It is freezing in our solar system’s far reaches. Bodies of frozen methane, ammonia and water – and a few dwarf planets, such as demoted Pluto – circle the sun, billions of kilometres away. The Kuiper belt, beyond Neptune, the eighth planet’s orbit, is the detritus of our solar system’s early years.
Last week, planetary scientists at the California Institute of Technology (Caltech) announced they’d discovered a ninth planet in this glacial belt: it’s a distant giant.
However, experts say that the evidence for Planet Nine, as researchers are calling it, is compelling.
“This would be a real ninth planet,” says Mike Brown, Caltech professor of planetary astronomy, in an article on Caltech’s website. Brown is the author of the book How I Killed Pluto and Why It Had It Coming. “There have only been two true planets discovered since ancient times [Uranus was first observed in 1781 and Neptune in 1846], and this would be a third. It’s a pretty substantial chunk of our solar system that’s still out there to be found.”

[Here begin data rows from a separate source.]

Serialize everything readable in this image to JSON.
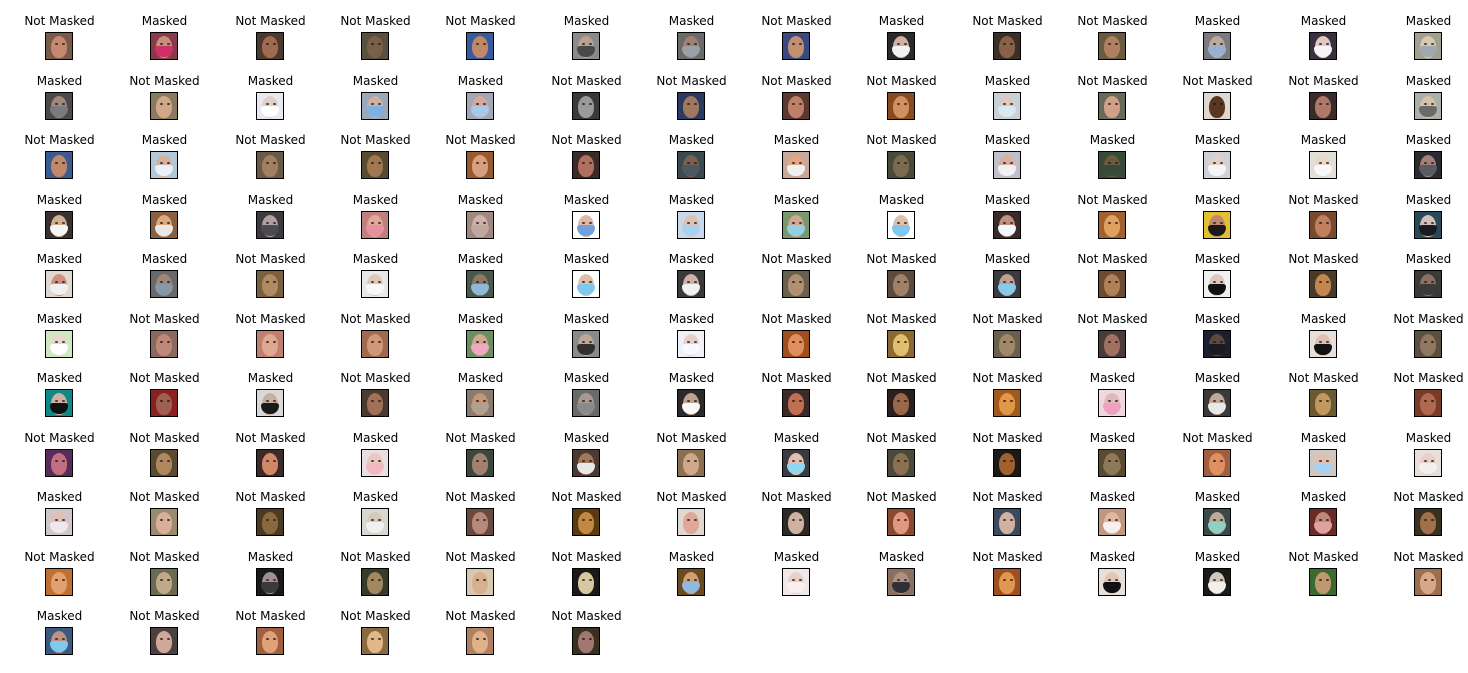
{
  "layout": {
    "columns": 14
  },
  "cells": [
    {
      "label": "Not Masked",
      "masked": false,
      "bg": "#7a5a48",
      "skin": "#c48a70",
      "mask": ""
    },
    {
      "label": "Masked",
      "masked": true,
      "bg": "#8a3a4a",
      "skin": "#c89078",
      "mask": "#d0306a"
    },
    {
      "label": "Not Masked",
      "masked": false,
      "bg": "#4a3a30",
      "skin": "#a06a50",
      "mask": ""
    },
    {
      "label": "Not Masked",
      "masked": false,
      "bg": "#5a5040",
      "skin": "#7a6048",
      "mask": ""
    },
    {
      "label": "Not Masked",
      "masked": false,
      "bg": "#3a5aa0",
      "skin": "#c08868",
      "mask": ""
    },
    {
      "label": "Masked",
      "masked": true,
      "bg": "#8a8a8a",
      "skin": "#bba090",
      "mask": "#4a4a4a"
    },
    {
      "label": "Masked",
      "masked": true,
      "bg": "#6a6a6a",
      "skin": "#a08070",
      "mask": "#9aa0a8"
    },
    {
      "label": "Not Masked",
      "masked": false,
      "bg": "#3a4a80",
      "skin": "#c09070",
      "mask": ""
    },
    {
      "label": "Masked",
      "masked": true,
      "bg": "#2a2a2a",
      "skin": "#d0b0a0",
      "mask": "#f2f2f2"
    },
    {
      "label": "Not Masked",
      "masked": false,
      "bg": "#3a3028",
      "skin": "#8a6048",
      "mask": ""
    },
    {
      "label": "Not Masked",
      "masked": false,
      "bg": "#6a5a40",
      "skin": "#b08060",
      "mask": ""
    },
    {
      "label": "Masked",
      "masked": true,
      "bg": "#7a7a80",
      "skin": "#c0a898",
      "mask": "#9ab0d0"
    },
    {
      "label": "Masked",
      "masked": true,
      "bg": "#3a3040",
      "skin": "#e0c8c0",
      "mask": "#f5f5f5"
    },
    {
      "label": "Masked",
      "masked": true,
      "bg": "#a0a090",
      "skin": "#d8c8b0",
      "mask": "#a0a8b0"
    },
    {
      "label": "Masked",
      "masked": true,
      "bg": "#4a4a4a",
      "skin": "#a08878",
      "mask": "#7a7a80"
    },
    {
      "label": "Not Masked",
      "masked": false,
      "bg": "#8a7a60",
      "skin": "#d0a888",
      "mask": ""
    },
    {
      "label": "Masked",
      "masked": true,
      "bg": "#e8e8f0",
      "skin": "#e0d0c8",
      "mask": "#ffffff"
    },
    {
      "label": "Masked",
      "masked": true,
      "bg": "#9aa8b8",
      "skin": "#d0b0a0",
      "mask": "#80b0e0"
    },
    {
      "label": "Masked",
      "masked": true,
      "bg": "#a0a8b8",
      "skin": "#d8a898",
      "mask": "#a8c8e8"
    },
    {
      "label": "Not Masked",
      "masked": false,
      "bg": "#3a3a3a",
      "skin": "#9a9a9a",
      "mask": ""
    },
    {
      "label": "Not Masked",
      "masked": false,
      "bg": "#2a3a60",
      "skin": "#a07860",
      "mask": ""
    },
    {
      "label": "Not Masked",
      "masked": false,
      "bg": "#5a3a30",
      "skin": "#c08068",
      "mask": ""
    },
    {
      "label": "Not Masked",
      "masked": false,
      "bg": "#8a4a20",
      "skin": "#d09060",
      "mask": ""
    },
    {
      "label": "Masked",
      "masked": true,
      "bg": "#c8d0d8",
      "skin": "#e0c8c0",
      "mask": "#d8e8f0"
    },
    {
      "label": "Not Masked",
      "masked": false,
      "bg": "#6a6a5a",
      "skin": "#d0a088",
      "mask": ""
    },
    {
      "label": "Not Masked",
      "masked": false,
      "bg": "#e0d8d0",
      "skin": "#5a3820",
      "mask": ""
    },
    {
      "label": "Not Masked",
      "masked": false,
      "bg": "#3a2a28",
      "skin": "#b07868",
      "mask": ""
    },
    {
      "label": "Masked",
      "masked": true,
      "bg": "#a8b0a8",
      "skin": "#d8c0a8",
      "mask": "#6a6a6a"
    },
    {
      "label": "Not Masked",
      "masked": false,
      "bg": "#3a5a90",
      "skin": "#c08868",
      "mask": ""
    },
    {
      "label": "Masked",
      "masked": true,
      "bg": "#b0c8d8",
      "skin": "#d8b0a0",
      "mask": "#e8f0f8"
    },
    {
      "label": "Not Masked",
      "masked": false,
      "bg": "#6a5a48",
      "skin": "#a08060",
      "mask": ""
    },
    {
      "label": "Not Masked",
      "masked": false,
      "bg": "#5a4a30",
      "skin": "#a07850",
      "mask": ""
    },
    {
      "label": "Not Masked",
      "masked": false,
      "bg": "#9a5a30",
      "skin": "#d8a080",
      "mask": ""
    },
    {
      "label": "Not Masked",
      "masked": false,
      "bg": "#3a2a28",
      "skin": "#b07060",
      "mask": ""
    },
    {
      "label": "Masked",
      "masked": true,
      "bg": "#3a4a50",
      "skin": "#7a6050",
      "mask": "#4a5a60"
    },
    {
      "label": "Masked",
      "masked": true,
      "bg": "#c8a898",
      "skin": "#e0a888",
      "mask": "#f0f0f0"
    },
    {
      "label": "Not Masked",
      "masked": false,
      "bg": "#4a4a3a",
      "skin": "#7a6a50",
      "mask": ""
    },
    {
      "label": "Masked",
      "masked": true,
      "bg": "#c0c0c8",
      "skin": "#d8b0a0",
      "mask": "#f0f0f5"
    },
    {
      "label": "Masked",
      "masked": true,
      "bg": "#3a4a38",
      "skin": "#6a5a40",
      "mask": "#3a4a3a"
    },
    {
      "label": "Masked",
      "masked": true,
      "bg": "#d0d0d8",
      "skin": "#e0d0c8",
      "mask": "#f5f5f8"
    },
    {
      "label": "Masked",
      "masked": true,
      "bg": "#e0e0d8",
      "skin": "#e8d8c8",
      "mask": "#f8f8f8"
    },
    {
      "label": "Masked",
      "masked": true,
      "bg": "#2a2a30",
      "skin": "#a08078",
      "mask": "#5a5a60"
    },
    {
      "label": "Masked",
      "masked": true,
      "bg": "#3a3030",
      "skin": "#d0b090",
      "mask": "#f5f5f5"
    },
    {
      "label": "Masked",
      "masked": true,
      "bg": "#8a6040",
      "skin": "#e0a878",
      "mask": "#e8e8e8"
    },
    {
      "label": "Masked",
      "masked": true,
      "bg": "#3a3a40",
      "skin": "#b0a0a0",
      "mask": "#4a4a50"
    },
    {
      "label": "Masked",
      "masked": true,
      "bg": "#c08080",
      "skin": "#e0a898",
      "mask": "#e890a0"
    },
    {
      "label": "Masked",
      "masked": true,
      "bg": "#a08880",
      "skin": "#d0b0a8",
      "mask": "#c0a8a0"
    },
    {
      "label": "Masked",
      "masked": true,
      "bg": "#ffffff",
      "skin": "#e0b8a8",
      "mask": "#70a0e0"
    },
    {
      "label": "Masked",
      "masked": true,
      "bg": "#c8d8e8",
      "skin": "#e0c0b0",
      "mask": "#a8d0f0"
    },
    {
      "label": "Masked",
      "masked": true,
      "bg": "#7a9870",
      "skin": "#d0a890",
      "mask": "#90d0e0"
    },
    {
      "label": "Masked",
      "masked": true,
      "bg": "#ffffff",
      "skin": "#e0c0a8",
      "mask": "#80c8f0"
    },
    {
      "label": "Masked",
      "masked": true,
      "bg": "#3a2a28",
      "skin": "#c09080",
      "mask": "#f0f8f8"
    },
    {
      "label": "Not Masked",
      "masked": false,
      "bg": "#a06030",
      "skin": "#e0a060",
      "mask": ""
    },
    {
      "label": "Masked",
      "masked": true,
      "bg": "#e0c030",
      "skin": "#c08870",
      "mask": "#1a1a1a"
    },
    {
      "label": "Not Masked",
      "masked": false,
      "bg": "#7a4a30",
      "skin": "#c08060",
      "mask": ""
    },
    {
      "label": "Masked",
      "masked": true,
      "bg": "#2a4a58",
      "skin": "#d0c0b8",
      "mask": "#1a1a20"
    },
    {
      "label": "Masked",
      "masked": true,
      "bg": "#e0d8d0",
      "skin": "#d09080",
      "mask": "#f0f0f0"
    },
    {
      "label": "Masked",
      "masked": true,
      "bg": "#6a6a6a",
      "skin": "#a08878",
      "mask": "#8898a8"
    },
    {
      "label": "Not Masked",
      "masked": false,
      "bg": "#7a6040",
      "skin": "#b08a60",
      "mask": ""
    },
    {
      "label": "Masked",
      "masked": true,
      "bg": "#e8e8e8",
      "skin": "#e0c8b8",
      "mask": "#f8f8f8"
    },
    {
      "label": "Masked",
      "masked": true,
      "bg": "#4a5a4a",
      "skin": "#907868",
      "mask": "#90b8d8"
    },
    {
      "label": "Masked",
      "masked": true,
      "bg": "#ffffff",
      "skin": "#e0c0a8",
      "mask": "#80c8f0"
    },
    {
      "label": "Masked",
      "masked": true,
      "bg": "#3a3a3a",
      "skin": "#d0b0a8",
      "mask": "#f0f0f5"
    },
    {
      "label": "Not Masked",
      "masked": false,
      "bg": "#6a6050",
      "skin": "#b09070",
      "mask": ""
    },
    {
      "label": "Not Masked",
      "masked": false,
      "bg": "#5a4a40",
      "skin": "#a08068",
      "mask": ""
    },
    {
      "label": "Masked",
      "masked": true,
      "bg": "#3a3a40",
      "skin": "#c0a090",
      "mask": "#88c8e8"
    },
    {
      "label": "Not Masked",
      "masked": false,
      "bg": "#6a4a30",
      "skin": "#b08058",
      "mask": ""
    },
    {
      "label": "Masked",
      "masked": true,
      "bg": "#f0f0f0",
      "skin": "#e0c8c0",
      "mask": "#111111"
    },
    {
      "label": "Not Masked",
      "masked": false,
      "bg": "#4a3a28",
      "skin": "#c08850",
      "mask": ""
    },
    {
      "label": "Masked",
      "masked": true,
      "bg": "#3a3a38",
      "skin": "#8a7060",
      "mask": "#3a3a3a"
    },
    {
      "label": "Masked",
      "masked": true,
      "bg": "#d0e8c0",
      "skin": "#e8d8c8",
      "mask": "#ffffff"
    },
    {
      "label": "Not Masked",
      "masked": false,
      "bg": "#8a6a60",
      "skin": "#c08878",
      "mask": ""
    },
    {
      "label": "Not Masked",
      "masked": false,
      "bg": "#c08070",
      "skin": "#e0a890",
      "mask": ""
    },
    {
      "label": "Not Masked",
      "masked": false,
      "bg": "#a06a50",
      "skin": "#d09878",
      "mask": ""
    },
    {
      "label": "Masked",
      "masked": true,
      "bg": "#6a9060",
      "skin": "#d0a890",
      "mask": "#f0a8c0"
    },
    {
      "label": "Masked",
      "masked": true,
      "bg": "#8a8a8a",
      "skin": "#c0a898",
      "mask": "#303030"
    },
    {
      "label": "Masked",
      "masked": true,
      "bg": "#f0f0f8",
      "skin": "#e8d0c8",
      "mask": "#f8f8ff"
    },
    {
      "label": "Not Masked",
      "masked": false,
      "bg": "#a05020",
      "skin": "#e09060",
      "mask": ""
    },
    {
      "label": "Not Masked",
      "masked": false,
      "bg": "#8a6a30",
      "skin": "#e0c070",
      "mask": ""
    },
    {
      "label": "Not Masked",
      "masked": false,
      "bg": "#6a6050",
      "skin": "#a08868",
      "mask": ""
    },
    {
      "label": "Not Masked",
      "masked": false,
      "bg": "#4a3a38",
      "skin": "#a07060",
      "mask": ""
    },
    {
      "label": "Masked",
      "masked": true,
      "bg": "#1a2030",
      "skin": "#5a4a40",
      "mask": "#1a1a20"
    },
    {
      "label": "Masked",
      "masked": true,
      "bg": "#e8e0d8",
      "skin": "#e0c0b0",
      "mask": "#111111"
    },
    {
      "label": "Not Masked",
      "masked": false,
      "bg": "#5a5040",
      "skin": "#907860",
      "mask": ""
    },
    {
      "label": "Masked",
      "masked": true,
      "bg": "#108888",
      "skin": "#d0b0a0",
      "mask": "#111111"
    },
    {
      "label": "Not Masked",
      "masked": false,
      "bg": "#8a2020",
      "skin": "#a06050",
      "mask": ""
    },
    {
      "label": "Masked",
      "masked": true,
      "bg": "#d8d8d8",
      "skin": "#c8b0a0",
      "mask": "#1a1a1a"
    },
    {
      "label": "Not Masked",
      "masked": false,
      "bg": "#4a3a30",
      "skin": "#a07058",
      "mask": ""
    },
    {
      "label": "Masked",
      "masked": true,
      "bg": "#8a7a70",
      "skin": "#c09878",
      "mask": "#b0a090"
    },
    {
      "label": "Masked",
      "masked": true,
      "bg": "#6a6a6a",
      "skin": "#a89890",
      "mask": "#8a8a8a"
    },
    {
      "label": "Masked",
      "masked": true,
      "bg": "#2a2a2a",
      "skin": "#c0a090",
      "mask": "#f8f8f8"
    },
    {
      "label": "Not Masked",
      "masked": false,
      "bg": "#3a2a28",
      "skin": "#c07050",
      "mask": ""
    },
    {
      "label": "Not Masked",
      "masked": false,
      "bg": "#2a2020",
      "skin": "#9a6848",
      "mask": ""
    },
    {
      "label": "Not Masked",
      "masked": false,
      "bg": "#a05a20",
      "skin": "#e09848",
      "mask": ""
    },
    {
      "label": "Masked",
      "masked": true,
      "bg": "#f0d8e0",
      "skin": "#e0b8b8",
      "mask": "#f0a0c0"
    },
    {
      "label": "Masked",
      "masked": true,
      "bg": "#3a3a3a",
      "skin": "#c0a898",
      "mask": "#e8e8e8"
    },
    {
      "label": "Not Masked",
      "masked": false,
      "bg": "#6a5a30",
      "skin": "#c09860",
      "mask": ""
    },
    {
      "label": "Not Masked",
      "masked": false,
      "bg": "#7a3a28",
      "skin": "#b06850",
      "mask": ""
    },
    {
      "label": "Not Masked",
      "masked": false,
      "bg": "#5a2a5a",
      "skin": "#c07080",
      "mask": ""
    },
    {
      "label": "Not Masked",
      "masked": false,
      "bg": "#5a4a30",
      "skin": "#b08860",
      "mask": ""
    },
    {
      "label": "Not Masked",
      "masked": false,
      "bg": "#3a2a28",
      "skin": "#d08868",
      "mask": ""
    },
    {
      "label": "Masked",
      "masked": true,
      "bg": "#e8e0e0",
      "skin": "#e8c8c0",
      "mask": "#f0b8c0"
    },
    {
      "label": "Not Masked",
      "masked": false,
      "bg": "#3a4a3a",
      "skin": "#a08070",
      "mask": ""
    },
    {
      "label": "Masked",
      "masked": true,
      "bg": "#4a3a30",
      "skin": "#a07860",
      "mask": "#e8e8e8"
    },
    {
      "label": "Not Masked",
      "masked": false,
      "bg": "#8a7050",
      "skin": "#d0a888",
      "mask": ""
    },
    {
      "label": "Masked",
      "masked": true,
      "bg": "#3a3a40",
      "skin": "#e0c0b0",
      "mask": "#90d8f0"
    },
    {
      "label": "Not Masked",
      "masked": false,
      "bg": "#4a4a3a",
      "skin": "#8a7050",
      "mask": ""
    },
    {
      "label": "Not Masked",
      "masked": false,
      "bg": "#1a1a18",
      "skin": "#a06030",
      "mask": ""
    },
    {
      "label": "Masked",
      "masked": true,
      "bg": "#5a4a30",
      "skin": "#907858",
      "mask": "#8a7a58"
    },
    {
      "label": "Not Masked",
      "masked": false,
      "bg": "#a06040",
      "skin": "#e09060",
      "mask": ""
    },
    {
      "label": "Masked",
      "masked": true,
      "bg": "#d0c8c0",
      "skin": "#e0c0b0",
      "mask": "#a8d0f0"
    },
    {
      "label": "Masked",
      "masked": true,
      "bg": "#e8e0d8",
      "skin": "#e8d0c8",
      "mask": "#f0f0f0"
    },
    {
      "label": "Masked",
      "masked": true,
      "bg": "#d0c8c8",
      "skin": "#e0c0b8",
      "mask": "#f0e8f0"
    },
    {
      "label": "Not Masked",
      "masked": false,
      "bg": "#9a8a70",
      "skin": "#d8b098",
      "mask": ""
    },
    {
      "label": "Not Masked",
      "masked": false,
      "bg": "#4a3a20",
      "skin": "#8a6840",
      "mask": ""
    },
    {
      "label": "Masked",
      "masked": true,
      "bg": "#d8d8d0",
      "skin": "#d8c8b8",
      "mask": "#f0f0f0"
    },
    {
      "label": "Not Masked",
      "masked": false,
      "bg": "#6a4a40",
      "skin": "#b88878",
      "mask": ""
    },
    {
      "label": "Not Masked",
      "masked": false,
      "bg": "#5a3a10",
      "skin": "#c08840",
      "mask": ""
    },
    {
      "label": "Not Masked",
      "masked": false,
      "bg": "#e0d8d0",
      "skin": "#e0a898",
      "mask": ""
    },
    {
      "label": "Not Masked",
      "masked": false,
      "bg": "#2a2a28",
      "skin": "#d0b0a0",
      "mask": ""
    },
    {
      "label": "Not Masked",
      "masked": false,
      "bg": "#8a4a30",
      "skin": "#e09880",
      "mask": ""
    },
    {
      "label": "Not Masked",
      "masked": false,
      "bg": "#3a4a60",
      "skin": "#d0b0a0",
      "mask": ""
    },
    {
      "label": "Masked",
      "masked": true,
      "bg": "#c09880",
      "skin": "#e0b8a0",
      "mask": "#f8f0f0"
    },
    {
      "label": "Masked",
      "masked": true,
      "bg": "#3a4a48",
      "skin": "#c0a898",
      "mask": "#90d0c0"
    },
    {
      "label": "Masked",
      "masked": true,
      "bg": "#6a2a28",
      "skin": "#c08878",
      "mask": "#e0a0a0"
    },
    {
      "label": "Not Masked",
      "masked": false,
      "bg": "#3a3020",
      "skin": "#a07048",
      "mask": ""
    },
    {
      "label": "Not Masked",
      "masked": false,
      "bg": "#c07030",
      "skin": "#e0a070",
      "mask": ""
    },
    {
      "label": "Not Masked",
      "masked": false,
      "bg": "#6a6a50",
      "skin": "#c0a888",
      "mask": ""
    },
    {
      "label": "Masked",
      "masked": true,
      "bg": "#1a1a1a",
      "skin": "#a09090",
      "mask": "#3a3a3a"
    },
    {
      "label": "Not Masked",
      "masked": false,
      "bg": "#3a3a28",
      "skin": "#a08860",
      "mask": ""
    },
    {
      "label": "Not Masked",
      "masked": false,
      "bg": "#d8c8b0",
      "skin": "#d8b090",
      "mask": ""
    },
    {
      "label": "Not Masked",
      "masked": false,
      "bg": "#1a1a18",
      "skin": "#d8c8a0",
      "mask": ""
    },
    {
      "label": "Masked",
      "masked": true,
      "bg": "#6a4a20",
      "skin": "#d0a070",
      "mask": "#90b8e0"
    },
    {
      "label": "Masked",
      "masked": true,
      "bg": "#f0e8e8",
      "skin": "#e8d0c8",
      "mask": "#f8f0f0"
    },
    {
      "label": "Masked",
      "masked": true,
      "bg": "#8a7060",
      "skin": "#b09080",
      "mask": "#303038"
    },
    {
      "label": "Not Masked",
      "masked": false,
      "bg": "#a05020",
      "skin": "#e09850",
      "mask": ""
    },
    {
      "label": "Masked",
      "masked": true,
      "bg": "#e8e0d8",
      "skin": "#e0c8b8",
      "mask": "#111111"
    },
    {
      "label": "Masked",
      "masked": true,
      "bg": "#1a1a18",
      "skin": "#d0c8b8",
      "mask": "#f0f0e8"
    },
    {
      "label": "Not Masked",
      "masked": false,
      "bg": "#3a6a30",
      "skin": "#c09870",
      "mask": ""
    },
    {
      "label": "Not Masked",
      "masked": false,
      "bg": "#9a7050",
      "skin": "#d8a888",
      "mask": ""
    },
    {
      "label": "Masked",
      "masked": true,
      "bg": "#3a5a80",
      "skin": "#c09080",
      "mask": "#80c8f0"
    },
    {
      "label": "Not Masked",
      "masked": false,
      "bg": "#4a4040",
      "skin": "#d0a898",
      "mask": ""
    },
    {
      "label": "Not Masked",
      "masked": false,
      "bg": "#a06040",
      "skin": "#e0a078",
      "mask": ""
    },
    {
      "label": "Not Masked",
      "masked": false,
      "bg": "#8a6a40",
      "skin": "#e0b888",
      "mask": ""
    },
    {
      "label": "Not Masked",
      "masked": false,
      "bg": "#b08060",
      "skin": "#e0b088",
      "mask": ""
    },
    {
      "label": "Not Masked",
      "masked": false,
      "bg": "#3a3020",
      "skin": "#a07870",
      "mask": ""
    }
  ]
}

Brown and Konstantin Batygin, a Caltech assistant professor of planetary science, discovered the planet through mathematical modelling and simulation. But this giant planet, about 10 times Earth’s mass and with a very elongated orbit that takes it into the far reaches of the solar system, has yet to be seen.
It started with six distant Kuiper belt objects all following elliptical orbits and pointing in the same direction. The chances of this was about 0.007%, they write in the Astronomical Journal. “Basically it shouldn’t happen randomly, so we thought that something else must be shaping these orbits,” Brown said.
Said Batygin: “Although we were initially quite sceptical that this planet could exist, as we continued to investigate its orbit and what it would mean for the outer solar system, we became increasingly convinced it is out there. For the first time in over 150 years, there is solid evidence that the solar system’s planetary census is incomplete.”
In 2005, Brown’s team discovered Eris, a dwarf planet orbiting beyond Neptune. It was much larger than Pluto, and resulted in an International Astronomical Union overhaul of the definition of “planet”.
Unlike a dwarf planet, according to the union, a planet has “cleared the neighbourhood” – it is the dominant gravitational body in its vicinity. Pluto shares celestial space with other objects in the Kuiper belt.
Brown said Planet Nine, which is 5 000 times larger than Pluto, is the “most planety of all planets in the solar system”.
Asked how plausible it was that Batygin and Brown had discovered a new planet, Amanda Sickafoose, a planetary astronomer at the South African Astronomical Observatory, said: “Statistically speaking, this new result is quite compelling. Nothing that we have directly observed has been large enough to clear its orbital path around the sun and thus be designated as a planet. These new results … indicate that a large body is gravitationally influencing the most distant known objects.”
A generation ago, we thought our solar system was unique, the only one of its kind in the universe. To this day, the official definition of “planet” only includes our solar system’s planets. The first exoplanet – a planet not in our solar system, but orbiting another star – was detected and confirmed in 1992.
Batygin said: “One of the most startling discoveries about other planetary systems has been that the most common type of planet out there has a mass between that of Earth and Neptune. Until now, we’ve thought the solar system was lacking this most common type of planet.”
But although the modelling shows the proposed planet is about 10 times the size of Earth, “we don’t know what type of planet it is”, said Sickafoose. “The majority of those extrasolar systems have planets in the size range of 10 Earth masses. Our solar system would be somewhat unusual if it didn’t have a planet of this size.”
But the Caltech researchers do not know where Planet Nine is in its orbit. “I would love to find it,” Brown said. “But I’d also be happy if someone else found it. That is why we’re publishing this paper.”
Asked why Planet Nine hadn’t been seen, Sickafoose said: “It doesn’t get closer than roughly 250 [astronomical units].”
One astronomical unit is the distance between the sun and the Earth, and the closest Planet Nine comes to us is 250 times that. “It spends the majority of its more than 10 000-year orbit much farther away from us,” she said. “Currently, the most distant solar system object that we have imaged optically is roughly 100 astronomical units away.”
This means there may be even more planets out there.